En même temps que s’annonce chaque jour plus proche l’effondrement de la mondialisation financière et l’écroulement de notre dérisoire croyance fantasmatique en l’homme-dieu maître du monde et dompteur de la nature, nous assistons au crépuscule d’une époque particulièrement stérile et violente de la création artistique, dénaturée et confisquée par des hommes de profit et de pouvoir qui se prenaient pour des démiurges et n’étaient en fin de compte que des impuissants déguisant leur nullité sous les masques commodes de la provocation, du terrorisme intellectuel et de la mégalomanie comme substitut au travail.
Si d’authentiques artistes ont pu trouver leur voie à l’écart de ces pitres pédants et de leur terrorisme néo-académique, la perte de repères et l’absence de hiérarchie des valeurs qu’elle entraîne a engendré la plus grande confusion, aussi bien chez les créateurs que chez les amateurs. Confusion dont s’est régalée la spéculation, qui n’aime rien tant que la merveilleuse et illusoire absence de hiérarchie qui lui permet d’imposer les allées et venues frénétiques de son yoyo à blouser les gogos.
Un des bons côtés de ce feu d’artifice où le pire l’emportait souvent sur le meilleur, c’est justement d’avoir permis au meilleur comme au pire de se donner libre cours. À côté des voies de garage hantées par des escrocs ou des imbéciles (souvent les deux à la fois, voir le ridicule Yves Klein et ses grotesques thuriféraires), des expériences de toutes sortes ont été ainsi tentées, des voies nouvelles découvertes, et des œuvres de toute beauté créées.

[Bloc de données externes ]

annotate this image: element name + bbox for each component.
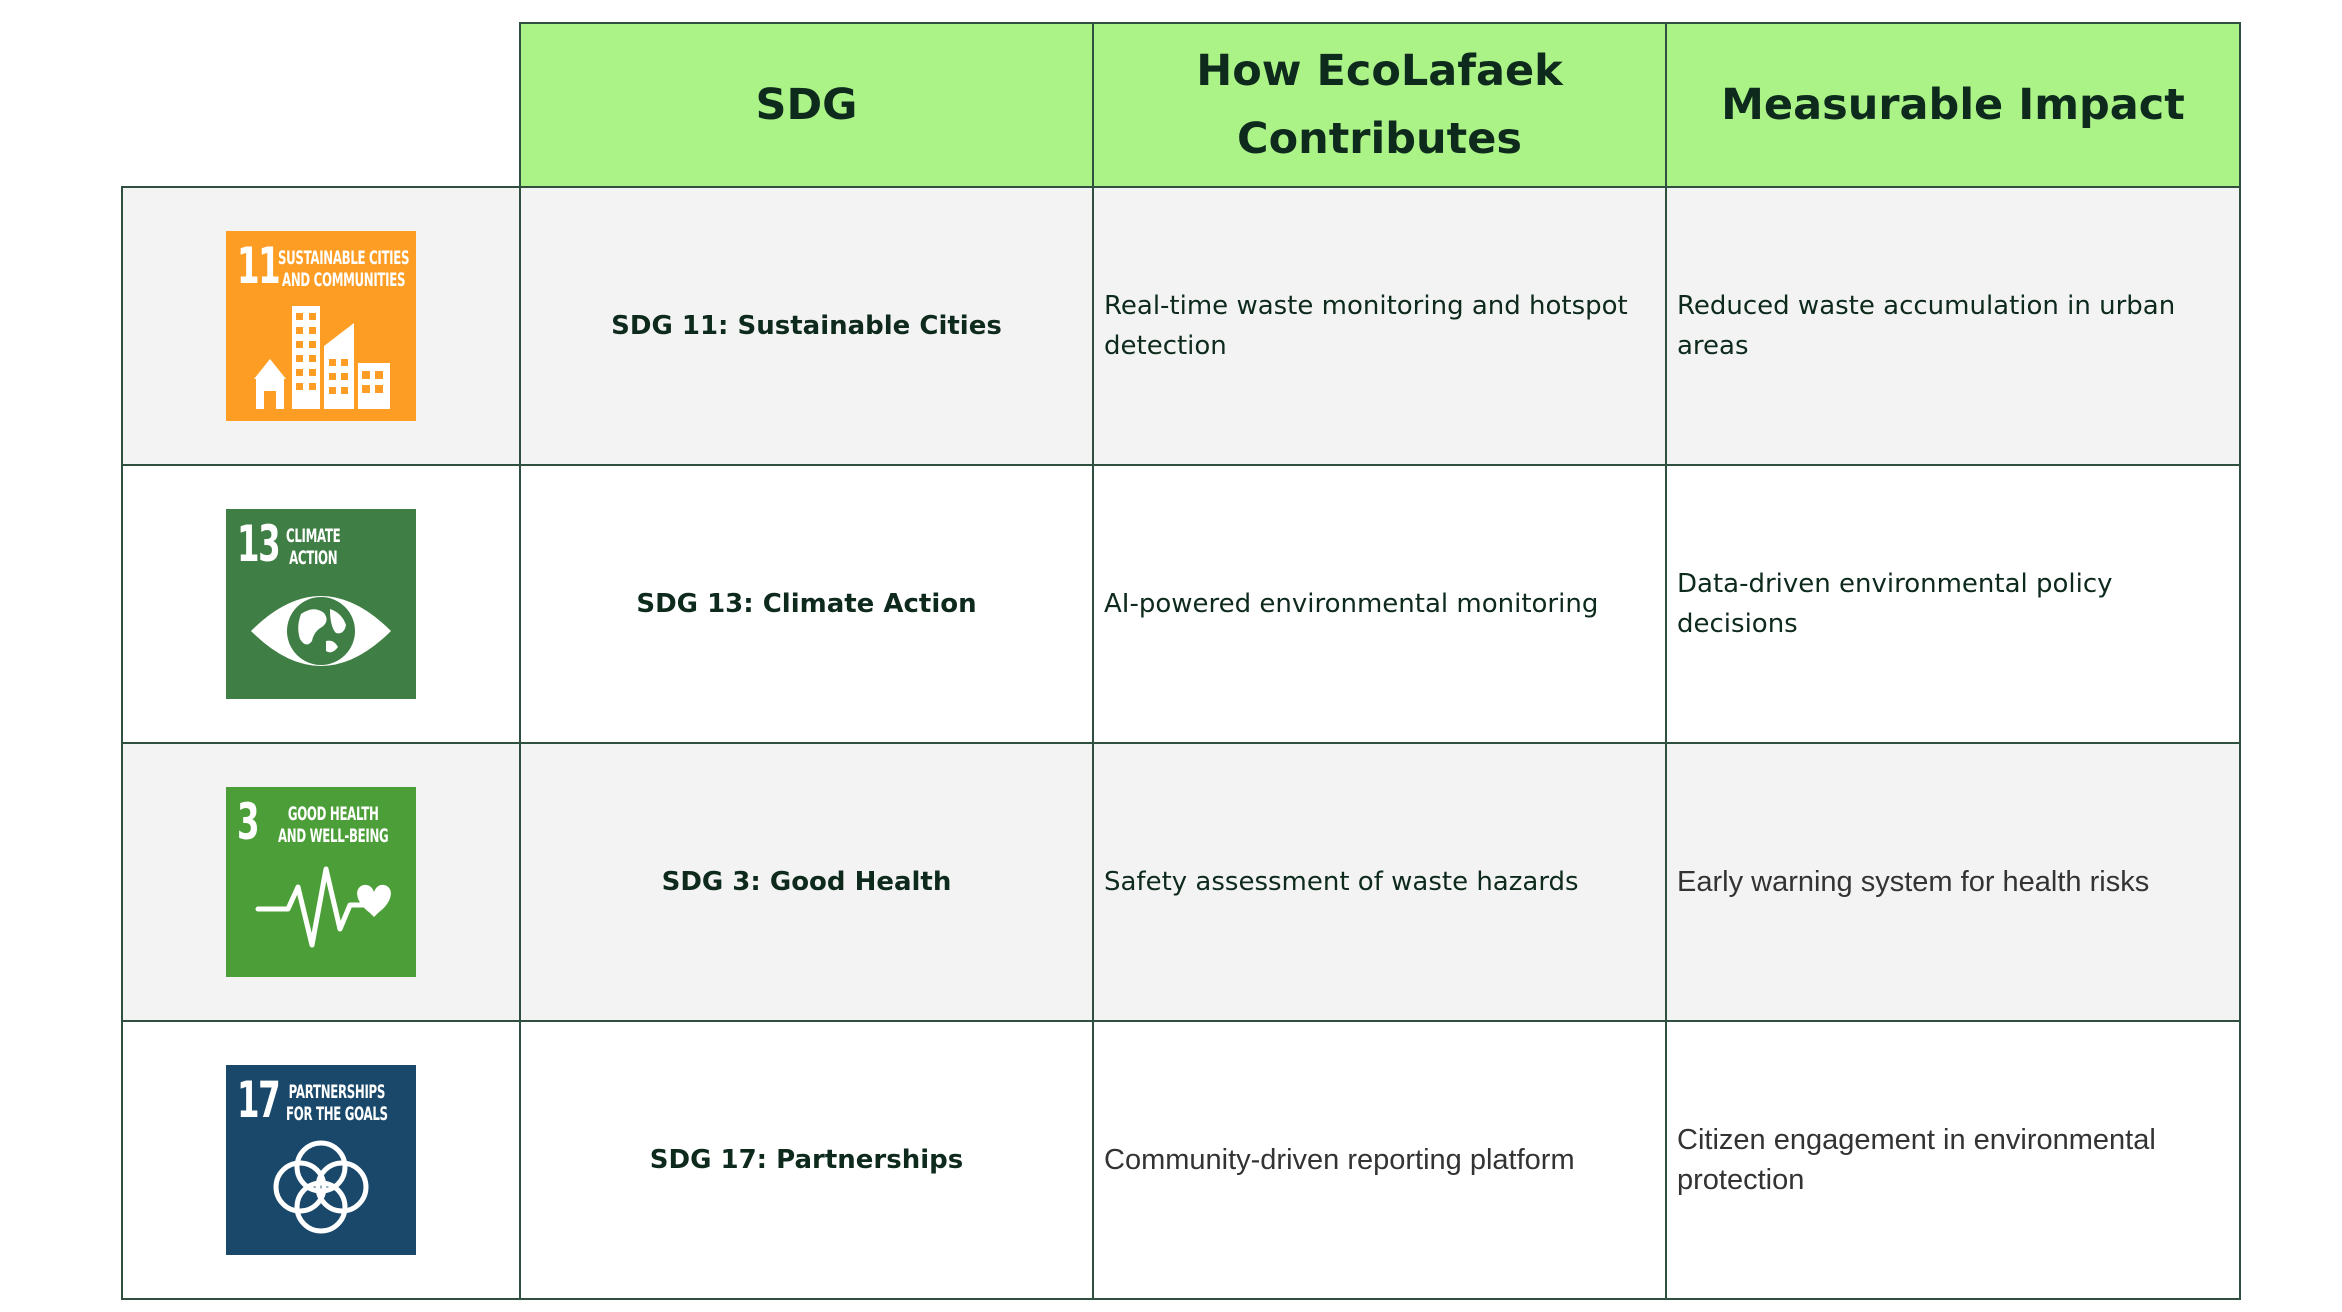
header-impact: Measurable Impact bbox=[1665, 22, 2241, 188]
icon-cell: 17 PARTNERSHIPS FOR THE GOALS bbox=[121, 1020, 521, 1300]
sdg-17-rings-icon: 17 PARTNERSHIPS FOR THE GOALS bbox=[226, 1065, 416, 1255]
sdg-name: SDG 11: Sustainable Cities bbox=[519, 186, 1094, 466]
table-row: 13 CLIMATE ACTION SDG 13: Climate Action… bbox=[121, 464, 2241, 744]
sdg-icon-number: 11 bbox=[237, 237, 281, 295]
table-row: 3 GOOD HEALTH AND WELL-BEING SDG 3: Good… bbox=[121, 742, 2241, 1022]
contribution-text: Community-driven reporting platform bbox=[1092, 1020, 1667, 1300]
impact-text: Data-driven environmental policy decisio… bbox=[1665, 464, 2241, 744]
sdg-icon-number: 17 bbox=[237, 1071, 281, 1129]
sdg-icon-title: SUSTAINABLE CITIES AND COMMUNITIES bbox=[278, 247, 410, 291]
sdg-table: SDG How EcoLafaek Contributes Measurable… bbox=[121, 22, 2241, 1300]
sdg-icon-title: PARTNERSHIPS FOR THE GOALS bbox=[286, 1081, 388, 1125]
header-sdg: SDG bbox=[519, 22, 1094, 188]
contribution-text: Real-time waste monitoring and hotspot d… bbox=[1092, 186, 1667, 466]
sdg-13-eye-globe-icon: 13 CLIMATE ACTION bbox=[226, 509, 416, 699]
header-contribution: How EcoLafaek Contributes bbox=[1092, 22, 1667, 188]
sdg-icon-number: 3 bbox=[237, 793, 260, 851]
impact-text: Citizen engagement in environmental prot… bbox=[1665, 1020, 2241, 1300]
sdg-icon-number: 13 bbox=[237, 515, 281, 573]
impact-text: Early warning system for health risks bbox=[1665, 742, 2241, 1022]
header-row: SDG How EcoLafaek Contributes Measurable… bbox=[122, 22, 2241, 188]
sdg-name: SDG 3: Good Health bbox=[519, 742, 1094, 1022]
sdg-11-city-buildings-icon: 11 SUSTAINABLE CITIES AND COMMUNITIES bbox=[226, 231, 416, 421]
icon-cell: 13 CLIMATE ACTION bbox=[121, 464, 521, 744]
sdg-icon-title: GOOD HEALTH AND WELL-BEING bbox=[278, 803, 389, 847]
sdg-icon-title: CLIMATE ACTION bbox=[286, 525, 341, 569]
icon-cell: 11 SUSTAINABLE CITIES AND COMMUNITIES bbox=[121, 186, 521, 466]
sdg-name: SDG 13: Climate Action bbox=[519, 464, 1094, 744]
table-row: 17 PARTNERSHIPS FOR THE GOALS SDG 17: Pa… bbox=[121, 1020, 2241, 1300]
contribution-text: AI-powered environmental monitoring bbox=[1092, 464, 1667, 744]
impact-text: Reduced waste accumulation in urban area… bbox=[1665, 186, 2241, 466]
table-row: 11 SUSTAINABLE CITIES AND COMMUNITIES bbox=[121, 186, 2241, 466]
sdg-3-heartbeat-icon: 3 GOOD HEALTH AND WELL-BEING bbox=[226, 787, 416, 977]
contribution-text: Safety assessment of waste hazards bbox=[1092, 742, 1667, 1022]
sdg-name: SDG 17: Partnerships bbox=[519, 1020, 1094, 1300]
empty-corner-cell bbox=[122, 23, 520, 188]
icon-cell: 3 GOOD HEALTH AND WELL-BEING bbox=[121, 742, 521, 1022]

En politique comme en art, il est temps de faire le bilan, de sortir des illusions mégalomaniaques, de revenir à l’humilité du vrai travail et de la recherche authentique. En art comme en politique, le temps de la décroissance est venu. Que nous le voulions ou non, nous allons devoir redevenir modestes, généreux, désintéressés. Nous allons devoir à nouveau composer avec le réel, seul moyen de le dépasser en le servant autant qu’il nous sert.
Nous n’existons pas seulement par nous-mêmes, ni pour nous-mêmes, et la plus grande erreur comme le plus grand crime et la plus grande sottise de l’art contemporain, fidèle miroir d’une humanité aveuglée par sa volonté de pouvoir et de profit, a consisté à croire à sa propre toute-puissance.
Narcisse se noie dans sa baignoire. Le sauver est impossible, autant qu’inutile.
Laissons-le pourrir dans ses excréments, nous avons mieux à faire que l’enterrer.
La politique n’est digne de ce nom que quand elle veut devenir ce qui seul lui donne sens : un art de vivre. Et en matière d’art de vivre, l’art est la plus haute des politiques.
Humblement, dans la joie, avec tout ce que nous sommes, avec tout ce qui nous dépasse, remettons-nous à créer.